Copyright 2002 Reed Business Information, Inc.
Customer Reviews
Sometimes the lamb eats the lion
Truly a phenomenal anthology, I buzzed through Ketchum's collection like a goose through a field of June-bugs, smacking my lips at every tasty morsel.
There are thirty-two stories here in this collection, way to many to give even the briefest of synopsis for each, but trust me when I say that Ketchum runs a gamut here from realism to surrealism straight through the ethereal and on into the pits of hell itself. Yummy.
A Mother sees her ten year old son for the monster he is, a mysterious empty box that leaves death in its wake, parrots and body-painting in a haunted bar, the unbreakable melding of minds with twins, a dying author's last wish, new methods of gentlemen's justice, just to skim a few teasers.
Of special mention are the tales "Meagan's Law", a horrifying look at a real life monster that twists your views around; "The Great San Diego Sleazy Bimbo Massacre", a brutal and hilarious tale of two barflys and an unwanted husband; "The Rose", in which a tattoo artist frees a slave; and "Lines: Or Like Franco, Is Elvis Still Dead", a realistically scary tale of Fatal Attraction.
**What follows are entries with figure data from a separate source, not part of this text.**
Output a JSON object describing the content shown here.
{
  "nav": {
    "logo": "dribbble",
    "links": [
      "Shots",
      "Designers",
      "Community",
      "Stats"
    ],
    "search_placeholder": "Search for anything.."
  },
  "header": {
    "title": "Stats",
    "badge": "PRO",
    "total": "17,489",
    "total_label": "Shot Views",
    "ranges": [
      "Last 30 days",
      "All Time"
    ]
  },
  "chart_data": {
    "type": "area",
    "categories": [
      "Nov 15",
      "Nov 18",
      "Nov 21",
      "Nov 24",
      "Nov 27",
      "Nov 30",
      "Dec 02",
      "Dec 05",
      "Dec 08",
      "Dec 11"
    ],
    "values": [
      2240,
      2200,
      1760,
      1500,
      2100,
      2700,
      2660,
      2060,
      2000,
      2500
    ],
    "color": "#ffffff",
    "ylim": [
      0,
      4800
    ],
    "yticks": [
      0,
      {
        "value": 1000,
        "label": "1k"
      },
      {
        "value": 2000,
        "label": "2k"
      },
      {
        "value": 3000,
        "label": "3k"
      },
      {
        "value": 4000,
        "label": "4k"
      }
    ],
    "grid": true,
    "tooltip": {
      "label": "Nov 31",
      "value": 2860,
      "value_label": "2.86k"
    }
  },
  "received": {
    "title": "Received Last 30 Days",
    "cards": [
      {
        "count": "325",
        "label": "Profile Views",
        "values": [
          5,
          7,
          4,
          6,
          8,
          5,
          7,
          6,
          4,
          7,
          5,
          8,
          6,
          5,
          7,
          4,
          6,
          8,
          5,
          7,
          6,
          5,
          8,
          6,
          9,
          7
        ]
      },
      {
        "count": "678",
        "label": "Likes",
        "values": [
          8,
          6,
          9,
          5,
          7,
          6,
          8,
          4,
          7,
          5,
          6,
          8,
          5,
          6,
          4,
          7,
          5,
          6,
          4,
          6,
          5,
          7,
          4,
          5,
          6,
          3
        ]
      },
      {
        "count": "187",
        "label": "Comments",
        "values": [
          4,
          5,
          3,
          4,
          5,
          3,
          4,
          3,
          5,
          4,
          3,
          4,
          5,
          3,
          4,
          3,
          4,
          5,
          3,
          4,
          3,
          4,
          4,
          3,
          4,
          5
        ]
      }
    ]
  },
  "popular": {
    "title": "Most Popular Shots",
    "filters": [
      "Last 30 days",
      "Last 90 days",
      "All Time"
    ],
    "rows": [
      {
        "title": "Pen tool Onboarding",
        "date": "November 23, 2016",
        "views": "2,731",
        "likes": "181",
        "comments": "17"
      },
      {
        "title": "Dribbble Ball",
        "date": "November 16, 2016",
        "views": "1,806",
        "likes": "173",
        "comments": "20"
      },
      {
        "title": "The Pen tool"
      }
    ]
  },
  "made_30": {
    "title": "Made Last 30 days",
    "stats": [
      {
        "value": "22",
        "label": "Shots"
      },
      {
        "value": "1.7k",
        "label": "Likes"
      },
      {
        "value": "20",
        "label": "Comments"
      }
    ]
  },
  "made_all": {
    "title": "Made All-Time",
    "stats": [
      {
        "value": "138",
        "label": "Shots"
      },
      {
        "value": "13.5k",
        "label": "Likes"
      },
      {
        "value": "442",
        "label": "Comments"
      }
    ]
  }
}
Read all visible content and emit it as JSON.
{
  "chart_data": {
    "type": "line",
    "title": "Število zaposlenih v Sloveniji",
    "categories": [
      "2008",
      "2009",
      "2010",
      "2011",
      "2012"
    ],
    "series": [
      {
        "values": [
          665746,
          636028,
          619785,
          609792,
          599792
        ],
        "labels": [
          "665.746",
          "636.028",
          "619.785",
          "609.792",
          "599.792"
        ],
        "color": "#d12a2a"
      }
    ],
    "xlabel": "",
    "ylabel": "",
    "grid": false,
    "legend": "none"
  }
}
Ketchum has proven in this collection that he not only writes well, but can cross whatever genre he chooses successfully. Wild, weird, wonderful, horrific, and even inspiring, this is a must-have for you anthology collection.
Includes Introduction and Afterward by Jack Ketchum, both factually interesting enough to take note of. Enjoy!
Woah!
This book is worth the price alone for the story titled MAIL ORDER, which is one of the best short horror tales I've read in years (think a more demented version of the film 8MM). Kethcum shines with this collection, and the few non-horror tales (plus a western) all keep the readers' interest. Horror fans will eat this up. The thirty-two tales fly by.
How Short Stories Are Supposed To Be Written
When one gets to know an author through his or her fiction, one comes to expect a certain sameness or familiarity in their work, a comfortable foundation on which they will build a new, but not entirely unfamiliar story. With Ketchum, one must only expect a well written story, because that is the only similarity you are going to get. He has written so broadly and so well over the years, and this collection is the highlight of a brilliant, if somewhat underappreciated, career. It collects most of his short fiction, contains a few stories exclusive to this edition, and reprints all but two stories from his earlier and long out of print collection The Exit At Toledo Blade Boulevard. If you get the Subterranean Press limited edition, you will find some artwork to two of the stories, if you get the Leisure edition, you will find a new afterword. I recommend them both. Some of these stories will make you laugh, some will make you cry, some will leave you stunned. The range of this author far outshines any other, and you can't go wrong with this book.